Michael sonríe de medio lado.

—Lo que digo es que tú se lo prohíbes, e inmediatamente lo haces más atractivo a sus ojos. Parece mentira que a estas alturas no sepas que no hay nada más tentador que algo que te prohíben —apunta, como si contara con toda la sabiduría del mundo—. Al aceptar ese trabajo, Lea te está desafiando, Darrell. Es una chica con carácter, con mucha personalidad. ¿O te pensabas que te iba a decir siempre a todo que sí? —Entorno los ojos sin dejar de mirarlo—. Estás tan ofuscado con Matt que has llevado a Lea al límite.

Me aproximo a la silla y me dejo caer sobre ella. Quizás Michael tenga razón.

—Me revienta que quiera trabajar con Matt y no conmigo —digo.

—No compares, Darrell. Tú eres el jefe absoluto de la empresa y Matt es simplemente un amigo que está ayudándola a encontrar su primer empleo. Es normal que se decante, en este caso, por él antes que por ti —arguye Michael.

—Pues no me hace ninguna gracia —atajo serio.

Michael ladea la cabeza.

—¿Por qué no aflojas un poco la cuerda? —me sugiere. Guardo silencio. No estoy seguro de querer transigir en este tema—. Si me permites un consejo —toma de nuevo la palabra al ver que no estoy por la labor de decir nada—, deja respirar a Lea, o vas terminar ahogándola.

 

 

 

Llamo a Woody, el chófer, para que venga a recogerme al despacho; hoy no me apetece conducir.

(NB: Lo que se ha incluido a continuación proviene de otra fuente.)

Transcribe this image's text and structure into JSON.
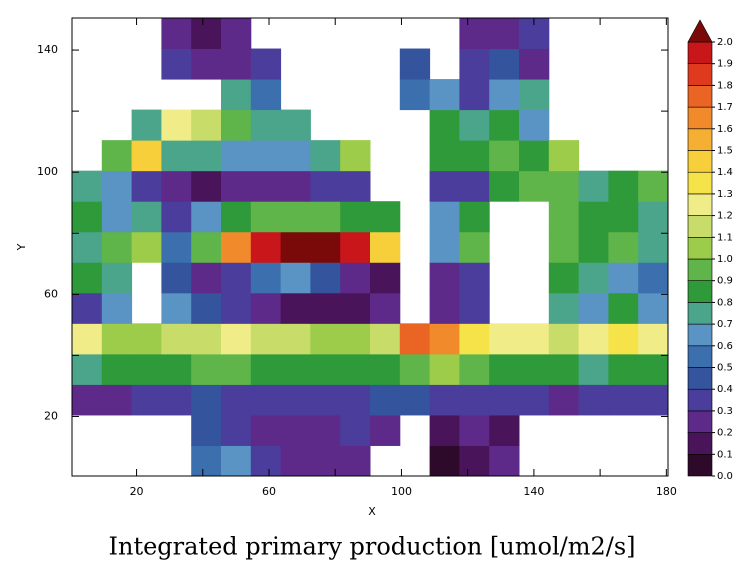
{
  "chart_data": {
    "type": "heatmap",
    "title": "Integrated primary production [umol/m2/s]",
    "x_label": "X",
    "y_label": "Y",
    "xlim": [
      0.5,
      180.5
    ],
    "ylim": [
      0.5,
      150.5
    ],
    "xticks": [
      20,
      60,
      100,
      140,
      180
    ],
    "xminorticks": [
      40,
      80,
      120,
      160
    ],
    "yticks": [
      20,
      60,
      100,
      140
    ],
    "yminorticks": [
      40,
      80,
      120
    ],
    "x": [
      5,
      14,
      23,
      32,
      41,
      50,
      59,
      68,
      77,
      86,
      95,
      104,
      113,
      122,
      131,
      140,
      149,
      158,
      167,
      176
    ],
    "y": [
      5.5,
      15.5,
      25.5,
      35.5,
      45.5,
      55.5,
      65.5,
      75.5,
      85.5,
      95.5,
      105.5,
      115.5,
      125.5,
      135.5,
      145.5
    ],
    "z": [
      [
        null,
        null,
        null,
        null,
        0.5,
        0.6,
        0.3,
        0.2,
        0.2,
        0.2,
        null,
        null,
        0.05,
        0.1,
        0.2,
        null,
        null,
        null,
        null,
        null
      ],
      [
        null,
        null,
        null,
        null,
        0.4,
        0.3,
        0.2,
        0.2,
        0.2,
        0.3,
        0.2,
        null,
        0.1,
        0.2,
        0.15,
        null,
        null,
        null,
        null,
        null
      ],
      [
        0.2,
        0.2,
        0.3,
        0.3,
        0.4,
        0.3,
        0.3,
        0.3,
        0.3,
        0.3,
        0.4,
        0.4,
        0.3,
        0.3,
        0.3,
        0.3,
        0.2,
        0.3,
        0.3,
        0.3
      ],
      [
        0.7,
        0.8,
        0.8,
        0.8,
        0.9,
        0.9,
        0.8,
        0.8,
        0.8,
        0.8,
        0.8,
        0.9,
        1.0,
        0.9,
        0.8,
        0.8,
        0.8,
        0.7,
        0.8,
        0.8
      ],
      [
        1.2,
        1.0,
        1.0,
        1.1,
        1.1,
        1.2,
        1.1,
        1.1,
        1.0,
        1.0,
        1.1,
        1.7,
        1.6,
        1.3,
        1.2,
        1.2,
        1.1,
        1.2,
        1.3,
        1.2
      ],
      [
        0.3,
        0.6,
        null,
        0.6,
        0.4,
        0.3,
        0.2,
        0.1,
        0.1,
        0.1,
        0.2,
        null,
        0.2,
        0.3,
        null,
        null,
        0.7,
        0.6,
        0.8,
        0.6
      ],
      [
        0.8,
        0.7,
        null,
        0.4,
        0.2,
        0.3,
        0.5,
        0.6,
        0.4,
        0.2,
        0.1,
        null,
        0.2,
        0.3,
        null,
        null,
        0.8,
        0.7,
        0.6,
        0.5
      ],
      [
        0.7,
        0.9,
        1.0,
        0.5,
        0.9,
        1.6,
        1.9,
        2.0,
        2.0,
        1.9,
        1.4,
        null,
        0.6,
        0.9,
        null,
        null,
        0.9,
        0.8,
        0.9,
        0.7
      ],
      [
        0.8,
        0.6,
        0.7,
        0.3,
        0.6,
        0.8,
        0.9,
        0.9,
        0.9,
        0.8,
        0.8,
        null,
        0.6,
        0.8,
        null,
        null,
        0.9,
        0.8,
        0.8,
        0.7
      ],
      [
        0.7,
        0.6,
        0.3,
        0.2,
        0.1,
        0.2,
        0.2,
        0.2,
        0.3,
        0.3,
        null,
        null,
        0.3,
        0.3,
        0.8,
        0.9,
        0.9,
        0.7,
        0.8,
        0.9
      ],
      [
        null,
        0.9,
        1.4,
        0.7,
        0.7,
        0.6,
        0.6,
        0.6,
        0.7,
        1.0,
        null,
        null,
        0.8,
        0.8,
        0.9,
        0.8,
        1.0,
        null,
        null,
        null
      ],
      [
        null,
        null,
        0.7,
        1.2,
        1.1,
        0.9,
        0.7,
        0.7,
        null,
        null,
        null,
        null,
        0.8,
        0.7,
        0.8,
        0.6,
        null,
        null,
        null,
        null
      ],
      [
        null,
        null,
        null,
        null,
        null,
        0.7,
        0.5,
        null,
        null,
        null,
        null,
        0.5,
        0.6,
        0.3,
        0.6,
        0.7,
        null,
        null,
        null,
        null
      ],
      [
        null,
        null,
        null,
        0.3,
        0.2,
        0.2,
        0.3,
        null,
        null,
        null,
        null,
        0.4,
        null,
        0.3,
        0.4,
        0.2,
        null,
        null,
        null,
        null
      ],
      [
        null,
        null,
        null,
        0.2,
        0.1,
        0.2,
        null,
        null,
        null,
        null,
        null,
        null,
        null,
        0.2,
        0.2,
        0.3,
        null,
        null,
        null,
        null
      ]
    ],
    "colorbar": {
      "levels": [
        {
          "value": 0,
          "label": "0.0"
        },
        0.1,
        0.2,
        0.3,
        0.4,
        0.5,
        0.6,
        0.7,
        0.8,
        0.9,
        {
          "value": 1,
          "label": "1.0"
        },
        1.1,
        1.2,
        1.3,
        1.4,
        1.5,
        1.6,
        1.7,
        1.8,
        1.9,
        {
          "value": 2,
          "label": "2.0"
        }
      ],
      "colors": [
        "#2e0a2a",
        "#4a145a",
        "#5e2a8a",
        "#4a3d9c",
        "#34549e",
        "#3c6fae",
        "#5a94c4",
        "#4aa58a",
        "#2e9a3a",
        "#5fb54a",
        "#9ccc4a",
        "#c8dc6a",
        "#f0ec88",
        "#f6e34a",
        "#f7cf3a",
        "#f5b034",
        "#f08a2a",
        "#ea6424",
        "#e03a1e",
        "#c8161a",
        "#7a0a0a"
      ],
      "extend": "max"
    }
  }
}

De camino a casa, con una Nueva York sumida en las sombras de un atardecer plomizo y lleno de nubes de tormenta, doy vueltas a la idea de que Lea vaya a aceptar ese puesto de trabajo, sin llegar a ninguna conclusión, excepto que sigo convencido de que no quiero que Matt esté cerca de ella. Pero de momento, parece inevitable.

—¿O no? —murmuro.

Un pensamiento fugaz atraviesa mi cabeza. Arqueo una ceja.

Conozco a Justin Kleyman, el dueño de los seguros Kleyman, donde trabaja Matt y pretende trabajar Lea, y sé que tiene compañías de seguros distribuidas a lo largo y ancho de los cincuenta estados. Es uno de los empresarios más prósperos de los EE.UU. Tal vez medie con él para que destine a Matt a la otra punta del país.

Oregón o Washington no estarían mal.

Miro de reojo a través de la ventanilla del coche. Solo me costará una llamada de teléfono, que estoy dispuesto a hacer si Lea se empeña en aceptar ese trabajo.

Quizás no esté todo perdido, pienso para mis adentros con un optimismo renovado.

 

 

 

Llego a casa bajo un cielo tan oscuro, que da la sensación de que si llueve todo lo que amenaza, va a caer el diluvio universal.

Cruzo el porche, abro la puerta y entro. Me dirijo al salón principal, guiado por el murmullo de la voz de Lea. A medida que me aproximo, reparo en que está hablando por teléfono con Lissa.

—Ha intentado besarme —alcanzo a escuchar—. Sí, como lo oyes.

Me quedo estupefacto, clavado con un poste en el umbral de la puerta.

—No lo sé… —continúa hablando—. Matt nunca… —titubea pasándose la mano por la frente—… nunca había intentado nada conmigo. ¡Joder!, pensé que tenía claro que eramos amigos… Solo amigos —enfatiza.

¿Matt? ¿He escuchado bien? ¿Lea ha dicho Matt? ¿Otra vez Matt?

La sangre comienza a bullir en el interior de mis venas como la lava de un volcán.

Como un ser autómata, sin que pueda controlar el movimiento de mis pies, que parecen contar con voluntad propia, me adentro en el salón. De repente me encuentro tratando de captar cada detalle de la conversación que Lea está manteniendo con Lissa.

—Bueno, he reaccionado a tiempo, empujándole, y solo se ha quedado en un intento… No ha llegado a besarme —dice—. Aunque lo ha intentado una segunda vez y… he terminado dándole un bofetón.

En ese momento, Lea repara en mi presencia a unos pasos de ella y gira el rostro hacia mí. Sus mejillas pierden el color de inmediato. La oigo tragar con fuerza.

—Lissa, hablamos luego, ¿vale? —dice, con voz cortada.

Cuando se vuelve de nuevo hacia mí, estoy con la mandíbula apretada, tanto que creo que el hueso se me va a romper en mil pedazos de un momento a otro.